Single biggest threat? A tie between (a) faster-than-expected competition from oral GLP-1s, including Lilly's own orforglipron cannibalizing higher-margin injectables, and (b) IRA Medicare negotiation cutting US net realized prices 40-60% in the early 2030s.

The Buffett 10-year test. Buffett asks whether the company will be selling roughly the same product, to roughly the same customer, with roughly the same economics, in 10 years. For See's Candy, Coca-Cola, or American Express — yes. For LLY — only partially. The product mix in 2036 will be substantially different (tirzepatide is dominant today, will be commoditized then), and the economics per unit will be lower. This fails the durability test in the form Buffett requires.

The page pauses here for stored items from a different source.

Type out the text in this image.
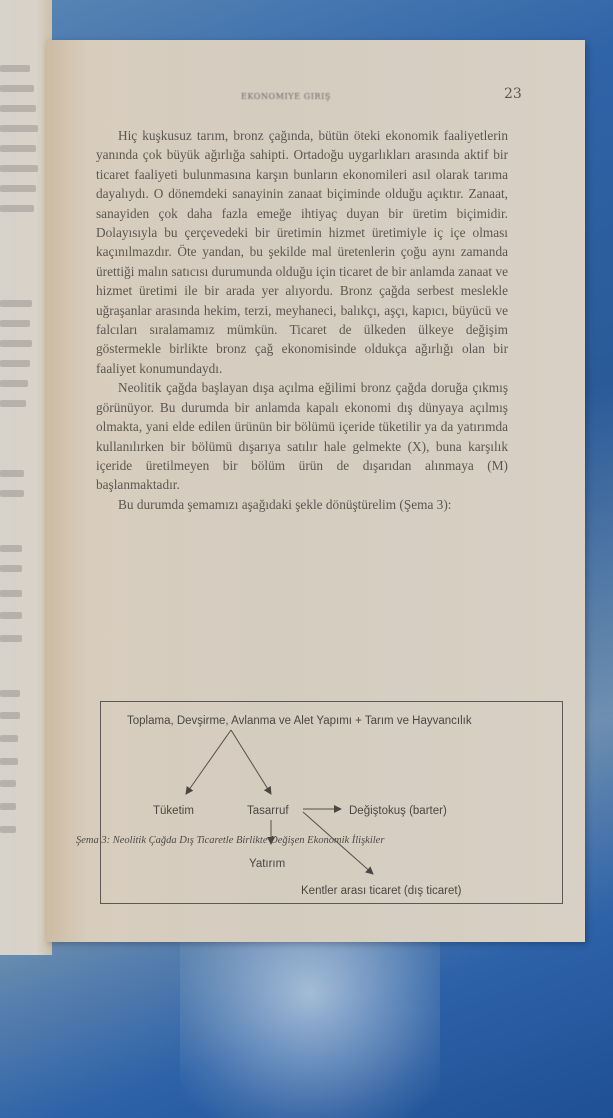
EKONOMİYE GİRİŞ	23

Hiç kuşkusuz tarım, bronz çağında, bütün öteki ekonomik faaliyetlerin yanında çok büyük ağırlığa sahipti. Ortadoğu uygarlıkları arasında aktif bir ticaret faaliyeti bulunmasına karşın bunların ekonomileri asıl olarak tarıma dayalıydı. O dönemdeki sanayinin zanaat biçiminde olduğu açıktır. Zanaat, sanayiden çok daha fazla emeğe ihtiyaç duyan bir üretim biçimidir. Dolayısıyla bu çerçevedeki bir üretimin hizmet üretimiyle iç içe olması kaçınılmazdır. Öte yandan, bu şekilde mal üretenlerin çoğu aynı zamanda ürettiği malın satıcısı durumunda olduğu için ticaret de bir anlamda zanaat ve hizmet üretimi ile bir arada yer alıyordu. Bronz çağda serbest meslekle uğraşanlar arasında hekim, terzi, meyhaneci, balıkçı, aşçı, kapıcı, büyücü ve falcıları sıralamamız mümkün. Ticaret de ülkeden ülkeye değişim göstermekle birlikte bronz çağ ekonomisinde oldukça ağırlığı olan bir faaliyet konumundaydı.

Neolitik çağda başlayan dışa açılma eğilimi bronz çağda doruğa çıkmış görünüyor. Bu durumda bir anlamda kapalı ekonomi dış dünyaya açılmış olmakta, yani elde edilen ürünün bir bölümü içeride tüketilir ya da yatırımda kullanılırken bir bölümü dışarıya satılır hale gelmekte (X), buna karşılık içeride üretilmeyen bir bölüm ürün de dışarıdan alınmaya (M) başlanmaktadır.

Bu durumda şemamızı aşağıdaki şekle dönüştürelim (Şema 3):

Toplama, Devşirme, Avlanma ve Alet Yapımı + Tarım ve Hayvancılık
Tüketim	Tasarruf	Değiştokuş (barter)
Yatırım
Kentler arası ticaret (dış ticaret)
Şema 3: Neolitik Çağda Dış Ticaretle Birlikte Değişen Ekonomik İlişkiler
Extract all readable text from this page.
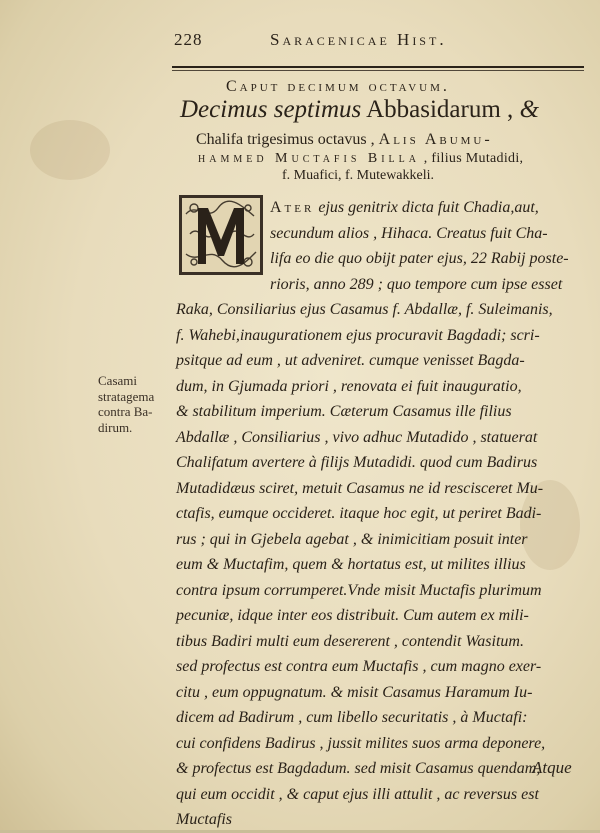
228	Saracenicae Hist.
Caput decimum octavum.
Decimus septimus Abbasidarum , &
Chalifa trigesimus octavus , Alis Abumu-
hammed Muctafis Billa , filius Mutadidi,
f. Muafici, f. Mutewakkeli.
Ater ejus genitrix dicta fuit Chadia,aut,
secundum alios , Hihaca. Creatus fuit Cha-
lifa eo die quo obijt pater ejus, 22 Rabij poste-
rioris, anno 289 ; quo tempore cum ipse esset
Raka, Consiliarius ejus Casamus f. Abdallæ, f. Suleimanis,
f. Wahebi,inaugurationem ejus procuravit Bagdadi; scri-
psitque ad eum , ut adveniret. cumque venisset Bagda-
dum, in Gjumada priori , renovata ei fuit inauguratio,
& stabilitum imperium. Cæterum Casamus ille filius
Abdallæ , Consiliarius , vivo adhuc Mutadido , statuerat
Chalifatum avertere à filijs Mutadidi. quod cum Badirus
Mutadidæus sciret, metuit Casamus ne id rescisceret Mu-
ctafis, eumque occideret. itaque hoc egit, ut periret Badi-
rus ; qui in Gjebela agebat , & inimicitiam posuit inter
eum & Muctafim, quem & hortatus est, ut milites illius
contra ipsum corrumperet.Vnde misit Muctafis plurimum
pecuniæ, idque inter eos distribuit. Cum autem ex mili-
tibus Badiri multi eum desererent , contendit Wasitum.
sed profectus est contra eum Muctafis , cum magno exer-
citu , eum oppugnatum. & misit Casamus Haramum Iu-
dicem ad Badirum , cum libello securitatis , à Muctafi:
cui confidens Badirus , jussit milites suos arma deponere,
& profectus est Bagdadum. sed misit Casamus quendam,
qui eum occidit , & caput ejus illi attulit , ac reversus est
Muctafis
Casami
stratagema
contra Ba-
dirum.
Atque
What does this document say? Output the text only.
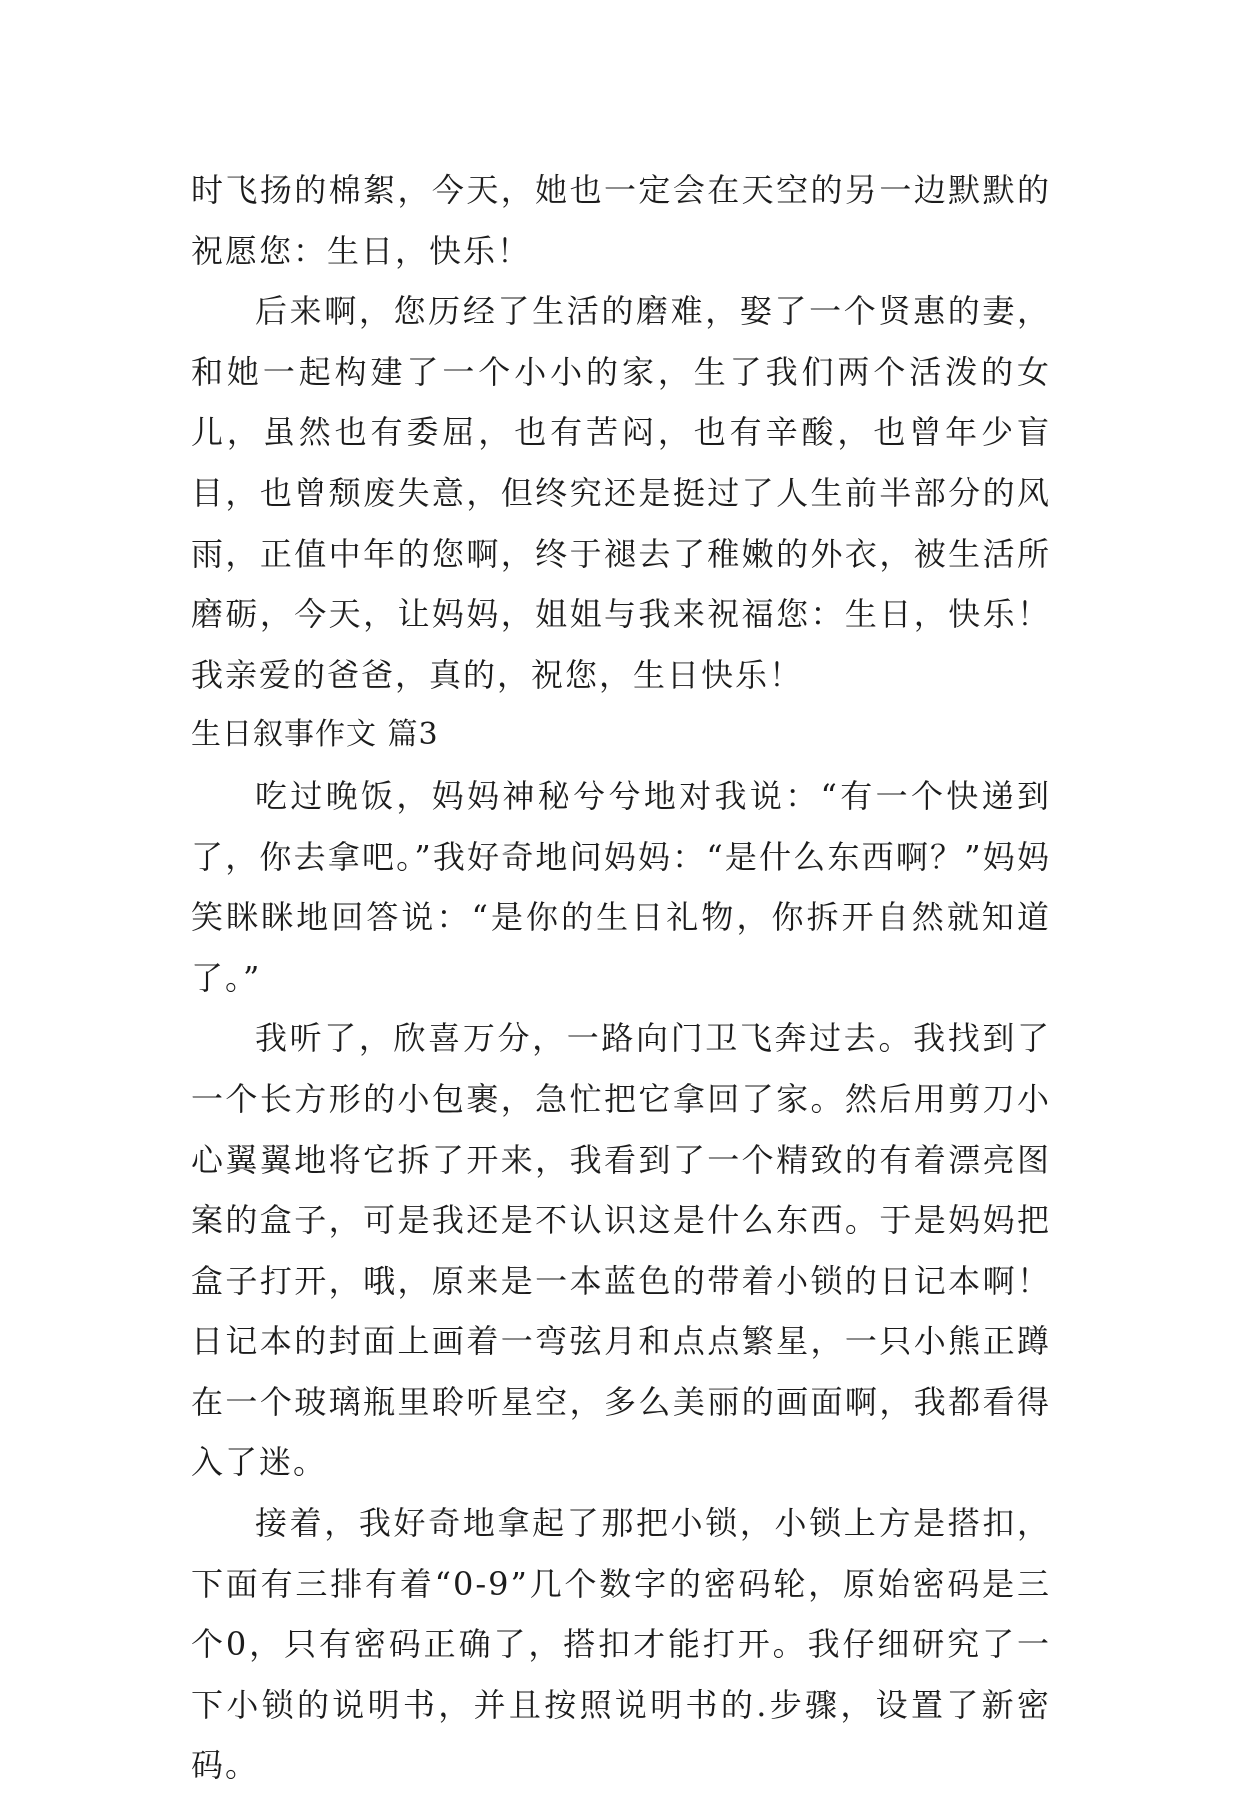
时飞扬的棉絮，今天，她也一定会在天空的另一边默默的祝愿您：生日，快乐！

后来啊，您历经了生活的磨难，娶了一个贤惠的妻，和她一起构建了一个小小的家，生了我们两个活泼的女儿，虽然也有委屈，也有苦闷，也有辛酸，也曾年少盲目，也曾颓废失意，但终究还是挺过了人生前半部分的风雨，正值中年的您啊，终于褪去了稚嫩的外衣，被生活所磨砺，今天，让妈妈，姐姐与我来祝福您：生日，快乐！我亲爱的爸爸，真的，祝您，生日快乐！

生日叙事作文 篇3

吃过晚饭，妈妈神秘兮兮地对我说：“有一个快递到了，你去拿吧。”我好奇地问妈妈：“是什么东西啊？”妈妈笑眯眯地回答说：“是你的生日礼物，你拆开自然就知道了。”

我听了，欣喜万分，一路向门卫飞奔过去。我找到了一个长方形的小包裹，急忙把它拿回了家。然后用剪刀小心翼翼地将它拆了开来，我看到了一个精致的有着漂亮图案的盒子，可是我还是不认识这是什么东西。于是妈妈把盒子打开，哦，原来是一本蓝色的带着小锁的日记本啊！日记本的封面上画着一弯弦月和点点繁星，一只小熊正蹲在一个玻璃瓶里聆听星空，多么美丽的画面啊，我都看得入了迷。

接着，我好奇地拿起了那把小锁，小锁上方是搭扣，下面有三排有着“0-9”几个数字的密码轮，原始密码是三个0，只有密码正确了，搭扣才能打开。我仔细研究了一下小锁的说明书，并且按照说明书的.步骤，设置了新密码。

Confidence on the 10-year forecast: LOW. Per the methodology, LOW confidence forces 'Too Hard.' Even if you believe the franchise is durable, a 9.04x price/IV ratio with LOW confidence on the terminal economics is not investable on Buffett-Munger principles. The honest answer is to put LLY in the Too-Hard pile until the price compresses or visibility on post-tirzepatide economics improves substantially.

CONFIDENCE: low

Position Guidance

• Recommendation: Too Hard
• Conviction: high (on the price discipline call, not on direction)
• Target buy price: $180 (~70% discount to current; meaningful margin of safety vs. base IV $106.57 with growth premium for the franchise)
• Target trim price: $250 (above this, even the high-case IV $153.72 plus a generous growth premium is exceeded)
• Position sizing: 0% at current price. If price reaches $180, consider 2-3% starter; full position only at $130 or below. Never more than 5% of portfolio given drug-concentration risk.
• Watch list triggers: (a) orforglipron Phase 3 readout, (b) IRA negotiation list inclusion of tirzepatide, (c) NVO/competitor pricing actions, (d) Q-over-Q net pricing trend in 10-Qs, (e) capex plateau and ROIC stabilization on new asset base.